I have a compute kernel that makes use of simdgroup operations such as simd_shuffle_up
, simd_or
, etc, and I'm looking to rewrite the kernel to support older hardware. One such computation requires that I know the index of the thread in the simdgroup (thread_index_in_simdgroup
). I was hoping to derive it from the thread's position in its threadgroup (thread_position_in_threadgroup
) and the thread execution width (thread_execution_width
), along with other knowledge about the size of the threadgroup when I noticed there was also the threads_per_simdgroup
attribute. The spec describes both respectively as
thread_execution_width
: The execution width of the compute unit.
threads_per_simdgroup
: The thread execution width of a SIMD-group.
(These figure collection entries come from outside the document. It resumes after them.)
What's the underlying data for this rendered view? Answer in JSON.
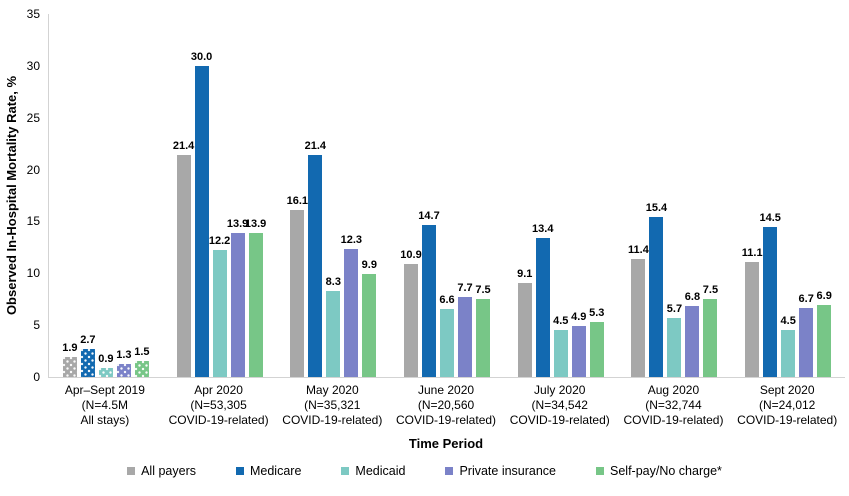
{
  "chart_data": {
    "type": "bar",
    "title": "",
    "xlabel": "Time Period",
    "ylabel": "Observed In-Hospital Mortality Rate, %",
    "ylim": [
      0,
      35
    ],
    "yticks": [
      0,
      5,
      10,
      15,
      20,
      25,
      30,
      35
    ],
    "grid": false,
    "legend_position": "bottom",
    "value_label_decimals": 1,
    "categories": [
      [
        "Apr–Sept 2019",
        "(N=4.5M",
        "All stays)"
      ],
      [
        "Apr 2020",
        "(N=53,305",
        "COVID-19-related)"
      ],
      [
        "May 2020",
        "(N=35,321",
        "COVID-19-related)"
      ],
      [
        "June 2020",
        "(N=20,560",
        "COVID-19-related)"
      ],
      [
        "July 2020",
        "(N=34,542",
        "COVID-19-related)"
      ],
      [
        "Aug 2020",
        "(N=32,744",
        "COVID-19-related)"
      ],
      [
        "Sept 2020",
        "(N=24,012",
        "COVID-19-related)"
      ]
    ],
    "series": [
      {
        "name": "All payers",
        "color": "#a8a8a8",
        "values": [
          1.9,
          21.4,
          16.1,
          10.9,
          9.1,
          11.4,
          11.1
        ]
      },
      {
        "name": "Medicare",
        "color": "#1269b0",
        "values": [
          2.7,
          30.0,
          21.4,
          14.7,
          13.4,
          15.4,
          14.5
        ]
      },
      {
        "name": "Medicaid",
        "color": "#7dc9c3",
        "values": [
          0.9,
          12.2,
          8.3,
          6.6,
          4.5,
          5.7,
          4.5
        ]
      },
      {
        "name": "Private insurance",
        "color": "#7b82c8",
        "values": [
          1.3,
          13.9,
          12.3,
          7.7,
          4.9,
          6.8,
          6.7
        ]
      },
      {
        "name": "Self-pay/No charge*",
        "color": "#77c687",
        "values": [
          1.5,
          13.9,
          9.9,
          7.5,
          5.3,
          7.5,
          6.9
        ]
      }
    ],
    "patterned_category_index": 0,
    "pattern_style": "white-dots",
    "axis_line_color": "#d3d3d3",
    "text_color": "#000000",
    "background_color": "#ffffff"
  }
}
Under what conditions, if any, could these two values differ? If they do differ, is there a way to determine a thread's position in the simdgroup on hardware that doesn't support Metal 2.2?
There is no difference between thread_execution_width
and threads_per_simdgroup
. We've noted in Metal Shading Language 3.0 that:
thread_execution_width
All OS: Since Metal 1.0. [[ Deprecated as of Metal 3.0 – usethreads_per_simdgroup
]]
There's also this line:
[[threads_per_simdgroup]]
and[[thread_execution_width]]
are aliases of one another that reference the same concept.